Elsie placed her hand gently on Doris's shoulder. "Arlene should be here soon, and then the two of us can do your laundry and get some cleaning done."
After her sister got busy in the kitchen, Doris sat on the sofa awhile, pondering the loss of her unborn child. With the aid of her crutches, she pulled herself up and made her way down the hall to the room next to her and Brian's. It would have been the baby's nursery.
Inside the doorway, Doris paused and looked around the small room with anguish. Her vision blurred as she gazed at the wall where the crib would have gone. Across from it, Brian had placed a rocking chair — the same one he had been rocked in as a baby. Doris's leg throbbed as she hobbled over to the chair and collapsed into it. Strong sobs shook her body. Her heart felt as if it was broken in two. She thought her tears would never stop flowing. So many feelings hit her all at once; it was hard to feel any hope.
In no time it seemed, both of Doris's sisters were at her side. Arlene, wearing her jacket and outer bonnet, held baby Samuel in her arms and placed him gently on Doris's lap. "Will you hold him for me awhile?"
Doris sniffed. "Jah, of course."
Elsie and Arlene stood quietly beside her, looking down as she rocked the baby. Doris found comfort in the little guy's chubby, warm body. Did Arlene know how fortunate she was?
"What about the sorting we'd all planned to do at Dad's house this week?" she asked, looking up at Elsie. "How's that going to get done if you two are here helping me?"
"It can wait. Right now, your needs take priority over finding Dad's will."
"I bet Joel won't be happy about that."
"I still haven't called him, but I need to do it soon."
Doris figured Elsie had put off making the call because she dreaded Joel's reaction to the news that the search for the will had been suspended. She couldn't blame her. Their brother could be quite difficult when he didn't get his way.
* * *
"I'm worried about Doris," Arlene said after she and Elsie had gotten their sister settled on the living-room couch and gone to the kitchen.
"She looked tired, so hopefully she'll sleep awhile," Elsie replied.
Arlene had brought the baby to the kitchen with them so Doris could rest. "I hope Samuel doesn't get fussy and wake her. With my older children in school and Larry at work, I didn't have anyone to watch him today."
"I'm sure it'll be fine. We can set his playpen up here in the kitchen, if you brought it."
"Jah, it's in my buggy. I'll go get it." Arlene handed Samuel to Elsie and went out the door.
Elsie looked at the precious infant in her arms. The little guy's eyes closed slowly then opened. He was no doubt ready for a nap. "You're so adorable and sweet," she whispered, reflecting on how soothing it felt when her children were babies.
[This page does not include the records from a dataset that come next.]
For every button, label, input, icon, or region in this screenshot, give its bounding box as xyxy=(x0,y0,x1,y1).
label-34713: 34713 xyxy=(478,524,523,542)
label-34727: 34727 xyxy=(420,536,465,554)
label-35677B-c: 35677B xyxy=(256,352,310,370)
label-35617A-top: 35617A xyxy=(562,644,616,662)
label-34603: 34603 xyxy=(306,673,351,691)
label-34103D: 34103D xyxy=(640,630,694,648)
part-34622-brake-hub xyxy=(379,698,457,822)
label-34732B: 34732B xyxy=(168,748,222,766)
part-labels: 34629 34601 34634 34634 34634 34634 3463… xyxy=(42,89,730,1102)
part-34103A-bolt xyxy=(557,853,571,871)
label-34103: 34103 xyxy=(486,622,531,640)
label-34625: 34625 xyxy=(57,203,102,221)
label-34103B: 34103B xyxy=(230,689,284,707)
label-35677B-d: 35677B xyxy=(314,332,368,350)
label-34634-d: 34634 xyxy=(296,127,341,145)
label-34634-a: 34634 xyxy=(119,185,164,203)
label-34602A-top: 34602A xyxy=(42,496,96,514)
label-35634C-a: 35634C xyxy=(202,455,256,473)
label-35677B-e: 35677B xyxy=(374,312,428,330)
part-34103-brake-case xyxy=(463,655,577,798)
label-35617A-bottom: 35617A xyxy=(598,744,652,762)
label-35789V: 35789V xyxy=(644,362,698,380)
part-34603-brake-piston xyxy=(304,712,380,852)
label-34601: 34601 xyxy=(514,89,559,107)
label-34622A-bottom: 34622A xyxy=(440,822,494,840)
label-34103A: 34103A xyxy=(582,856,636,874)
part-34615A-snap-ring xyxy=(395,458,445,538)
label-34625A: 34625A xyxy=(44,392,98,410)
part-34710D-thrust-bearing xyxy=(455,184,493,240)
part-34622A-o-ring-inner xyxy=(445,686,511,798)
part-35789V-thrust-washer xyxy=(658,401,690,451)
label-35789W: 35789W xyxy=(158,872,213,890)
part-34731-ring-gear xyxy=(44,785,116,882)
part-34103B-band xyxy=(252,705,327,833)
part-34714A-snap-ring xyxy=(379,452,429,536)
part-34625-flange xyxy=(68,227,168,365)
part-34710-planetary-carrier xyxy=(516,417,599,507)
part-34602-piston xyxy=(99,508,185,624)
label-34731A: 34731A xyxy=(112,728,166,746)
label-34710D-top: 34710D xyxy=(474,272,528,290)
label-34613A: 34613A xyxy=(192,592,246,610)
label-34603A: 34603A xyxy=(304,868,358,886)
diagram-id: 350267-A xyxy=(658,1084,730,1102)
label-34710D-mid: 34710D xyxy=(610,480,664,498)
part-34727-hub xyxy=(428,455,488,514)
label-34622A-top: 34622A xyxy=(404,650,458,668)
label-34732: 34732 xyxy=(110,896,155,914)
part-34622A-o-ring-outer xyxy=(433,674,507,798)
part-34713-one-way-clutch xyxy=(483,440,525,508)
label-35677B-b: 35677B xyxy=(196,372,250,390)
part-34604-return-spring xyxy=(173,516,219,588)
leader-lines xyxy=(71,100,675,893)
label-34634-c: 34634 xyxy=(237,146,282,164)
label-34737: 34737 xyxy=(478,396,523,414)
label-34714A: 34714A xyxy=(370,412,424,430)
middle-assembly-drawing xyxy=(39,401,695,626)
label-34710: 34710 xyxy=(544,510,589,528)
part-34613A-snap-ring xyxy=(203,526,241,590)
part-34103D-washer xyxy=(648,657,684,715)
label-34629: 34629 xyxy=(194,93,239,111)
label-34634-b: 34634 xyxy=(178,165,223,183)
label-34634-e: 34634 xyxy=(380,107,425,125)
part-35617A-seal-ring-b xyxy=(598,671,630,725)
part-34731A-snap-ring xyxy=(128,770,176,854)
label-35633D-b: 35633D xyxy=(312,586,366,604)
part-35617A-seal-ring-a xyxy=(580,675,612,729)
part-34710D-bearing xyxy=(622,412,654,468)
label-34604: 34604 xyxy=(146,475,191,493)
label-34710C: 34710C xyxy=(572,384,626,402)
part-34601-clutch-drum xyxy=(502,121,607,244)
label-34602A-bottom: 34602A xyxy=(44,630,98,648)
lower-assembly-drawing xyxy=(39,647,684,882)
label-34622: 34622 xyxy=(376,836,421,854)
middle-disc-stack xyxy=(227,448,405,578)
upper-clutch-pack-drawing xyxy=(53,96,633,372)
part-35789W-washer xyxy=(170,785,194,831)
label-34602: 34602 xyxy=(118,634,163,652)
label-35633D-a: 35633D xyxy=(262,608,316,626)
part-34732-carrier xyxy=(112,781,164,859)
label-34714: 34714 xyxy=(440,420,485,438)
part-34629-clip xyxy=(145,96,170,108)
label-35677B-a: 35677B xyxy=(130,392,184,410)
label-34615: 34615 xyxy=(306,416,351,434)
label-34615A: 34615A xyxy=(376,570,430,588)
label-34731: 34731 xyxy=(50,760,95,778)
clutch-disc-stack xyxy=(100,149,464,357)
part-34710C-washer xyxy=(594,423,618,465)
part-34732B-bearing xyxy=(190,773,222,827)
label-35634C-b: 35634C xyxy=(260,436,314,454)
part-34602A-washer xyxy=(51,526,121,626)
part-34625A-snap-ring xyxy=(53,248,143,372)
A short time later, Arlene returned with the playpen. Elsie waited for her to set it up before passing the little one to his mother.
"When I finish the dishes, we can move him to whatever room we decide to clean."
"That's a good idea." Arlene placed the baby in the playpen, then grabbed a dishtowel to dry the dishes. "I feel sorry for Doris. She wanted a boppli so badly."